E assim caminha o filme, como uma lupa no desenrolar da edição de Look Homeward, Angel, publicado em 1929. Durante esse processo, Perkins e Wolfe desenvolvem uma amizade bem interessante. Um, sério e sóbrio. Outro, vivaz, com pensamentos a mil, com reflexões sobre a vida, o mundo e ele próprio. Wolfe ama viver e transmite essa vontade a quem está ao seu redor. É uma construção gradual que vale a pena ver e sentir.

Voltando à edição. O livro para o autor é como um filho. Gerado carinhosamente por meses, parido com dores e sofrimentos. Cortar palavras ou páginas é uma dor infinita. Com esse primeiro trabalho Wolfe sente o gostinho da fama. É chamado de gênio. E toda a complacência da primeira edição vai por água a baixo quando o novo título é entregue… Mais de cinco mil páginas!

Perkins e Wolfe ficam em um jogo de estica e puxa por dois anos para tornar esse livro comercializável.  Enquanto Perkins quer cortar, Wolfe quer incluir. Essa relação acaba afetando as vidas pessoais dos personagens, mudando completamente a rotina deles. Aline Bernstein (Nicole Kidman), amante de Wolfe (e quem paga as contas, btw), mostra um ciúme doentio do escritor, mas amadurece em cena e ensina muito sobre ser mulher naquela época, sobre querer um relacionamento igualitário, é o pêndulo que oscila denunciando a mudanças de personalidade de Wolfe e seu egoísmo. E, por outro lado, Laura Linney como Louise Perkins, a esposa atriz de Max, que largou a carreira como atriz para ser esposa e mãe.

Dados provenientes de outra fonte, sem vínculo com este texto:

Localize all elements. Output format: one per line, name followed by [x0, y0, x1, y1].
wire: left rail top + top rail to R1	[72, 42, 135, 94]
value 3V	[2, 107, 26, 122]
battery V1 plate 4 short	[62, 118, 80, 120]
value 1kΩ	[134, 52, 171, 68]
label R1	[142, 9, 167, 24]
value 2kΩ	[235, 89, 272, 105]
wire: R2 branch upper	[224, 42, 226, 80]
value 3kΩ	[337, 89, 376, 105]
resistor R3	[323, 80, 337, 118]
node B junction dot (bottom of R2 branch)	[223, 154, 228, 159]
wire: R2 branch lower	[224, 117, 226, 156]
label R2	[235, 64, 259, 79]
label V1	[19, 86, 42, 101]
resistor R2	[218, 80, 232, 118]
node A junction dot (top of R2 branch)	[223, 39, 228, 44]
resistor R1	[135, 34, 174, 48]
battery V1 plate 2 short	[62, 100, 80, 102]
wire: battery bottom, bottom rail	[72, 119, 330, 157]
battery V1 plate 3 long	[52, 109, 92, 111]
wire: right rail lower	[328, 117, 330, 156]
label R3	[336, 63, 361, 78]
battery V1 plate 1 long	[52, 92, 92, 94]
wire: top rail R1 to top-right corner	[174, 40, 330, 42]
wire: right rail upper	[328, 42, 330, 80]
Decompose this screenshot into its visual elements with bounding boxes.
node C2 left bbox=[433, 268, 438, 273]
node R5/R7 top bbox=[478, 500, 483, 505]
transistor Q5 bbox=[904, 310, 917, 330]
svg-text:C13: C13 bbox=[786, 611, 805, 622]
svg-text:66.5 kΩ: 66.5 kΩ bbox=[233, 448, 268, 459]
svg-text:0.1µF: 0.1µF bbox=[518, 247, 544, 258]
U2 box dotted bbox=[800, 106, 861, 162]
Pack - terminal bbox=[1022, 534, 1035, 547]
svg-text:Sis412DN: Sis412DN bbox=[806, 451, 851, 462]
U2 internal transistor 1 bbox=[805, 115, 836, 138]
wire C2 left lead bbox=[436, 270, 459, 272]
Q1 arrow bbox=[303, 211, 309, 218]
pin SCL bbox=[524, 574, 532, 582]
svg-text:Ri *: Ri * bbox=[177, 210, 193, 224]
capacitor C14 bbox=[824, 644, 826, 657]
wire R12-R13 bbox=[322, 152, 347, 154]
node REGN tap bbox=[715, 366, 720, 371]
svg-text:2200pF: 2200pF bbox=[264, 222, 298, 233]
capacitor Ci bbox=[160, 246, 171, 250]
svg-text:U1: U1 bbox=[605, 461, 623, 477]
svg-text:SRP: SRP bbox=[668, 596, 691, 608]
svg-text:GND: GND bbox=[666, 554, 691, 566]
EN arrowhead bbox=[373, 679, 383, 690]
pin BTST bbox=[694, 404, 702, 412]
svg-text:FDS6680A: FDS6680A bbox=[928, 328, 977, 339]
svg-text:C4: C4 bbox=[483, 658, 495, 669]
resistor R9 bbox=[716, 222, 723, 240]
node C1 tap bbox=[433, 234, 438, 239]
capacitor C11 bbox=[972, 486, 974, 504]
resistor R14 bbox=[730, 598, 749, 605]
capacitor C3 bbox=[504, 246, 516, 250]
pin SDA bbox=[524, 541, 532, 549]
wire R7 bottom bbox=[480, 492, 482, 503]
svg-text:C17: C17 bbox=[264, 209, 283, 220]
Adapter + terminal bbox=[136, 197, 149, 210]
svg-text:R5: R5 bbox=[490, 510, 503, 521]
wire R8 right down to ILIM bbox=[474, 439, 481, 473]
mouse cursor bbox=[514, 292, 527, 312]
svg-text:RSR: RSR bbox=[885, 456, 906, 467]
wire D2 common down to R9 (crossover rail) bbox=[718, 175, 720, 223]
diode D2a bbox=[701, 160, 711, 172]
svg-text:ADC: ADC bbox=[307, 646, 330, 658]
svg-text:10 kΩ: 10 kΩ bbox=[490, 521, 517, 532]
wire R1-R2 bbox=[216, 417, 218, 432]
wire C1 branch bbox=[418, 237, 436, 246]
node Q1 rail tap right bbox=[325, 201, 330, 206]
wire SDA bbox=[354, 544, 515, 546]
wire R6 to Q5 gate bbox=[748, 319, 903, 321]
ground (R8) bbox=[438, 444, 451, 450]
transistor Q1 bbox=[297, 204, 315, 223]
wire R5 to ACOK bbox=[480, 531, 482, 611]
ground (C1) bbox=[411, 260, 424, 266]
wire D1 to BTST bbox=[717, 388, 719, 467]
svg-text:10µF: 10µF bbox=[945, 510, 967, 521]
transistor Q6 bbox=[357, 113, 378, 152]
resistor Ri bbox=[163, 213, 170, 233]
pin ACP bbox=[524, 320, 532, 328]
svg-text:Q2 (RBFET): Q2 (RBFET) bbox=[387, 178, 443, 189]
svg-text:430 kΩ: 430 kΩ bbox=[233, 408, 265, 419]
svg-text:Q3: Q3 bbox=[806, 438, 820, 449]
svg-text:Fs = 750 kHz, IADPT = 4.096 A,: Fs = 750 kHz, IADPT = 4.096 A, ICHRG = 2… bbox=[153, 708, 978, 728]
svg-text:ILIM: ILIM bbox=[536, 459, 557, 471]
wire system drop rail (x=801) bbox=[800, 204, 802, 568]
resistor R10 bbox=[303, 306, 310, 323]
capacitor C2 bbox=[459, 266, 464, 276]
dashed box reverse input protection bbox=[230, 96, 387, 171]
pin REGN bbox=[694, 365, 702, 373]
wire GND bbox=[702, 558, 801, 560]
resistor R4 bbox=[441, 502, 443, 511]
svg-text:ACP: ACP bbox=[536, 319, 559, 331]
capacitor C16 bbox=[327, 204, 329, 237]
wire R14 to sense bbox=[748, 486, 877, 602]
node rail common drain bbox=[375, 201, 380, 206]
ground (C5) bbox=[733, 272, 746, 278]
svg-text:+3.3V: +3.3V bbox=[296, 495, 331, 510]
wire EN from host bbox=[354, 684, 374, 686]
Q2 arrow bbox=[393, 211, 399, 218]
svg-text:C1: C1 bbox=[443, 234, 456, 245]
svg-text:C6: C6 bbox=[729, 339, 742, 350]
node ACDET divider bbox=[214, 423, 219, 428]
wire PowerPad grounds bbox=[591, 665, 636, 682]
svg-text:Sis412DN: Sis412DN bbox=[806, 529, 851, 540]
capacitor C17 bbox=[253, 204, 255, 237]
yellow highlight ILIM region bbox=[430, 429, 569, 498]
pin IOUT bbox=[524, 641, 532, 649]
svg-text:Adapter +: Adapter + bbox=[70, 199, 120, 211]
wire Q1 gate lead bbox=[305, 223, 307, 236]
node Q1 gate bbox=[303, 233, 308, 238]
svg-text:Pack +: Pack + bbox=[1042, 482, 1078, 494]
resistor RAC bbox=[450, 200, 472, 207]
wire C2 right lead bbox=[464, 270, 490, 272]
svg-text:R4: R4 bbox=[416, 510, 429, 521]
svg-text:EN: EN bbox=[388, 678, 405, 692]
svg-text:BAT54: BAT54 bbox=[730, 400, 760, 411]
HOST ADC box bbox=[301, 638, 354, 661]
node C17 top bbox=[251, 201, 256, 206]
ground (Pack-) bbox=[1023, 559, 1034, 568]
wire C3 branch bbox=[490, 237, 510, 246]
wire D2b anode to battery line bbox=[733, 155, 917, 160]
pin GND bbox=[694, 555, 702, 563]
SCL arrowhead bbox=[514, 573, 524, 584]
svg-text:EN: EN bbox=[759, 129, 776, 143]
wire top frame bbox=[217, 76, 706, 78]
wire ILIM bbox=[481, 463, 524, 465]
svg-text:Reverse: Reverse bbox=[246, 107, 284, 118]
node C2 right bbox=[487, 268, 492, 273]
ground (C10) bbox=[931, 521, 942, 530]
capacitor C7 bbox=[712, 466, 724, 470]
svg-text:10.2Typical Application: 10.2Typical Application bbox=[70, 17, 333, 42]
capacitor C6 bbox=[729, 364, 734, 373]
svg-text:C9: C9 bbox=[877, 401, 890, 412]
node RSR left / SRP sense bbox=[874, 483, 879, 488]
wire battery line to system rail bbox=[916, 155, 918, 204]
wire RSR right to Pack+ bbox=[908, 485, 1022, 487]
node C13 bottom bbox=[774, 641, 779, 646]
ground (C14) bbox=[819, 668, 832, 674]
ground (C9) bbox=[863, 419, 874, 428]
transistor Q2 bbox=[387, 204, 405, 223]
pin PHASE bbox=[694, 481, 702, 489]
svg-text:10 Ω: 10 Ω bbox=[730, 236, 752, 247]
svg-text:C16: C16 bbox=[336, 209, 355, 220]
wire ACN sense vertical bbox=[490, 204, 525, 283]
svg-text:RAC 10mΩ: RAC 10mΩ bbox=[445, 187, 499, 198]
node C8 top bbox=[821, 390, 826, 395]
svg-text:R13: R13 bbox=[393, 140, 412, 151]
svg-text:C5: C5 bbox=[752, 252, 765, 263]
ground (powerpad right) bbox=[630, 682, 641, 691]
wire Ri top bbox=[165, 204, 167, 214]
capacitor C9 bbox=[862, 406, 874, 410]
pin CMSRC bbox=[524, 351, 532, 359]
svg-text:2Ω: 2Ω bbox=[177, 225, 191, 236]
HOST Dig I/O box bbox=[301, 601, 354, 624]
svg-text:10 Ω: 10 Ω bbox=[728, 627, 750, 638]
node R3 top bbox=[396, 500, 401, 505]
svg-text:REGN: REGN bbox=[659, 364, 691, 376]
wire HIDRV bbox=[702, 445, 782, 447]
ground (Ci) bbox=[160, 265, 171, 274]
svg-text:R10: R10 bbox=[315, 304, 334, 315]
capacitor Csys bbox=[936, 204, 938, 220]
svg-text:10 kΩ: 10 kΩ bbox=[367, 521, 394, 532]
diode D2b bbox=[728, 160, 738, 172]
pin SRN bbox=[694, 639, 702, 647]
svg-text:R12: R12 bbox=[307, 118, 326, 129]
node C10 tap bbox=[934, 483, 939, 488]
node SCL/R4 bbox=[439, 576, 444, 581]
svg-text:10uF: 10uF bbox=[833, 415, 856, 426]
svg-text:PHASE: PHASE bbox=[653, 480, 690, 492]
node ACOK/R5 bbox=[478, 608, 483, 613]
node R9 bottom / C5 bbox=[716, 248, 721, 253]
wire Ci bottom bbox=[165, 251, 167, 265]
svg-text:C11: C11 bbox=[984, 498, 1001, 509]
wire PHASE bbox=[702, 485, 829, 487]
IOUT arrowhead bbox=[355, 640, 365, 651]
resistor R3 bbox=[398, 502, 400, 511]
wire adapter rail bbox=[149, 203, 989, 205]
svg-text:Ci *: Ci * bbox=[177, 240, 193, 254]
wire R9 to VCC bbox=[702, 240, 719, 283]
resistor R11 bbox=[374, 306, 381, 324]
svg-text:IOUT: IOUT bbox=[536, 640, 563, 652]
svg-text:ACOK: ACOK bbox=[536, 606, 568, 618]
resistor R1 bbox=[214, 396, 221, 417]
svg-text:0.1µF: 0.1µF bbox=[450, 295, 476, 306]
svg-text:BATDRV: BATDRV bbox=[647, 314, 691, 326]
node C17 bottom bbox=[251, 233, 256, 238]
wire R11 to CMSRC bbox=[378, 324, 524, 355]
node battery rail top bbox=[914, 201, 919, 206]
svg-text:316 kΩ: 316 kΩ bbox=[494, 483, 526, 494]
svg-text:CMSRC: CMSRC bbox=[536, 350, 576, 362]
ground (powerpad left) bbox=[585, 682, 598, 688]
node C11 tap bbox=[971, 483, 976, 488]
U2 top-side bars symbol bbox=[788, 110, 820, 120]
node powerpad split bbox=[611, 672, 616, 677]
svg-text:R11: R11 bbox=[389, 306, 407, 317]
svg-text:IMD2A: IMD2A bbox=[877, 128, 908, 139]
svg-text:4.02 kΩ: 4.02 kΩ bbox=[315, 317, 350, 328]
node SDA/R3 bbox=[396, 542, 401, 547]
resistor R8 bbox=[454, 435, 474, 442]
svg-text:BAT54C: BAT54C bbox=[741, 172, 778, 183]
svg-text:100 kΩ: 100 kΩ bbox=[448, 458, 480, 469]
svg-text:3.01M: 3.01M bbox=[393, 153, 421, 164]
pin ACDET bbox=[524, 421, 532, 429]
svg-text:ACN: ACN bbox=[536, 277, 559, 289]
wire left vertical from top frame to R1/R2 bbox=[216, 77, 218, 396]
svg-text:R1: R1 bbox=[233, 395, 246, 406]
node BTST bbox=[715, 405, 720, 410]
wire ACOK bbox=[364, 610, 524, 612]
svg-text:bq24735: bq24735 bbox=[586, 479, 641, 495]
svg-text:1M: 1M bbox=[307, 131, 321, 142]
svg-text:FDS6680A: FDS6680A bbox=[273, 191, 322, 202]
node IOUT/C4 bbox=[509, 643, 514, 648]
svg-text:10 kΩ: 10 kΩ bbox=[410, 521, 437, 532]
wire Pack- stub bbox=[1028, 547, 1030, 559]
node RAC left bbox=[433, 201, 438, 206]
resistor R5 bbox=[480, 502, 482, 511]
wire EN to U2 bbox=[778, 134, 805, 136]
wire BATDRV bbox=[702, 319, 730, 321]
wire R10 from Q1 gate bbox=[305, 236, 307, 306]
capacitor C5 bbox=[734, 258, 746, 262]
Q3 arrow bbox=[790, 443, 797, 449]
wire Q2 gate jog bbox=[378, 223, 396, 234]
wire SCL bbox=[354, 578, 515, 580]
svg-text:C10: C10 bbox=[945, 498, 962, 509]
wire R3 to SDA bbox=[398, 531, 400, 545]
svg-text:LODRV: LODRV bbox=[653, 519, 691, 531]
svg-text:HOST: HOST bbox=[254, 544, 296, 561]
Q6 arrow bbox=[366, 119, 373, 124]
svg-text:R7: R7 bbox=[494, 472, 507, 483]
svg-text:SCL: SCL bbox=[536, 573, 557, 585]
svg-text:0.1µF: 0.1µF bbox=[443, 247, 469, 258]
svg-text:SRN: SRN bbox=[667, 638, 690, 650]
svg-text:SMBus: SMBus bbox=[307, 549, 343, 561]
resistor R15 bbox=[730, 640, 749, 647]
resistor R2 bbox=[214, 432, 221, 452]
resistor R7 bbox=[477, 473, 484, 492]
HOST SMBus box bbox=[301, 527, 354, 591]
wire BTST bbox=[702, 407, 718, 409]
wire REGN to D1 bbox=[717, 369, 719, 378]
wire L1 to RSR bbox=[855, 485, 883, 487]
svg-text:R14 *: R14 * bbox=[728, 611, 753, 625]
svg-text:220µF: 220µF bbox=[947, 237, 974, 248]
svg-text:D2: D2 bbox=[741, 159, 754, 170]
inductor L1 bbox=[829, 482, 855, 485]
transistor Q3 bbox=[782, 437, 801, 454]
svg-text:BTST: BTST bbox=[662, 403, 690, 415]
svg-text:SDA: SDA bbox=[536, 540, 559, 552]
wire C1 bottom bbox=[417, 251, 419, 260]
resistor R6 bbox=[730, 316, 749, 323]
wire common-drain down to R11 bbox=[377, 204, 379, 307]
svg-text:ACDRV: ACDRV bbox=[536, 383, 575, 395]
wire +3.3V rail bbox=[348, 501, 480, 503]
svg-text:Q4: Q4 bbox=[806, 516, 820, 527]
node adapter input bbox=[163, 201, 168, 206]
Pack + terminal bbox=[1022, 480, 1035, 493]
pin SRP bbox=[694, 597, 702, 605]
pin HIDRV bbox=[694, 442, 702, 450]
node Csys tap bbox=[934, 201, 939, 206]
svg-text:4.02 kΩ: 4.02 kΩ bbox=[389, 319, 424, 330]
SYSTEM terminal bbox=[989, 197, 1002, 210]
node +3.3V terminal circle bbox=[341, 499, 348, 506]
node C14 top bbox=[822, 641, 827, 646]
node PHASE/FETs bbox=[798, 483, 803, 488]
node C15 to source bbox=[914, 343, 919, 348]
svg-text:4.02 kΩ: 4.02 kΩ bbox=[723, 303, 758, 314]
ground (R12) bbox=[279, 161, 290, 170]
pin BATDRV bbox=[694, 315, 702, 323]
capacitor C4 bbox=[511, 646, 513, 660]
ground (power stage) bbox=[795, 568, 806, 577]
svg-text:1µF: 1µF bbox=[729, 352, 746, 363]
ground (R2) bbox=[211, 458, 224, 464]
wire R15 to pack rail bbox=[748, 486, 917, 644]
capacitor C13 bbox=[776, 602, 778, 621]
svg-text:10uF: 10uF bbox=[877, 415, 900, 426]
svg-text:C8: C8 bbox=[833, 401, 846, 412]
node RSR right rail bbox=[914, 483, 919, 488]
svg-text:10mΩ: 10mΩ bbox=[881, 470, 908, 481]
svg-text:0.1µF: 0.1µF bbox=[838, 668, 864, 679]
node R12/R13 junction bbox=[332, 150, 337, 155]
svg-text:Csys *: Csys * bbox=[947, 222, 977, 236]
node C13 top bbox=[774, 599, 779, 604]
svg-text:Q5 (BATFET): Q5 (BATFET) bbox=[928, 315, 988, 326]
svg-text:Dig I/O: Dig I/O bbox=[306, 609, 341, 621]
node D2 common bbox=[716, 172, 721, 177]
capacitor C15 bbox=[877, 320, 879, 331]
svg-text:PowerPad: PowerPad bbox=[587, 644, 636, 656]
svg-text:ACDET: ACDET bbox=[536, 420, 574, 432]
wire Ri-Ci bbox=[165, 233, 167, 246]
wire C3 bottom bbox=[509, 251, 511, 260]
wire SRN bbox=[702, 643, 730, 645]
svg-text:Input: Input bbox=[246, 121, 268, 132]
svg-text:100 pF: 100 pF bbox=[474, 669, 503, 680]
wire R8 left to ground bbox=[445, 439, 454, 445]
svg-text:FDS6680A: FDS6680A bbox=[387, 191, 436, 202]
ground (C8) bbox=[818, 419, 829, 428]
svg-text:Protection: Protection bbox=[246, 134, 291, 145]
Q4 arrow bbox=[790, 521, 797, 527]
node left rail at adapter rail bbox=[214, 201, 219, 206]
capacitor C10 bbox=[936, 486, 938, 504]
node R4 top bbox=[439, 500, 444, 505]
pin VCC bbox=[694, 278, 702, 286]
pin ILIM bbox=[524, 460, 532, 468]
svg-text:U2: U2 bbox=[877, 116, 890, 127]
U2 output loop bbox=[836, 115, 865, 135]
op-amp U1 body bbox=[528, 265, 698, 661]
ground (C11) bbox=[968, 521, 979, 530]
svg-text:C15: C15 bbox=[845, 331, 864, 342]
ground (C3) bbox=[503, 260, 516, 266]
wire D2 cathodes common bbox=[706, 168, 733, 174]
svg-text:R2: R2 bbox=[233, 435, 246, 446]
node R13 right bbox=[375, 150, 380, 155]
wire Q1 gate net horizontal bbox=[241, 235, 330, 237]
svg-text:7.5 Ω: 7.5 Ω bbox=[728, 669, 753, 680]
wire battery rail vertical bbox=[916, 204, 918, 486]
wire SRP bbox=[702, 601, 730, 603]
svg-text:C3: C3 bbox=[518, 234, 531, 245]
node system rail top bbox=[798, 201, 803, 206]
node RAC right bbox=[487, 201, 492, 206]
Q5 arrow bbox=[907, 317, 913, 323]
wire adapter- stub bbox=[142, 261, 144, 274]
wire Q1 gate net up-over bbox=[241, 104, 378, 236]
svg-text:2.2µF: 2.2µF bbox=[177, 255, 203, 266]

O Mestre dos Gênios é uma jornada no mundo das palavras, no sucesso, no esforço e importância de um bom editor no processo editorial. Wolfe é um diamante bruto lapidado por Perkins. E nisso o segundo título, enfim, é publicado: Of Time and The River.

Espere bons diálogos, boa trama, relações humanas e profundidade. O ritmo é um pouco devagar, mas prende a atenção. É só ver descansado… É de sair do cinema com vontade de ler O Grande Gatsby, Por Quem os Sinos Dobram e demais títulos desses autores fantásticos que aparecem em cena.

O longa já está em cartaz nos cinemas.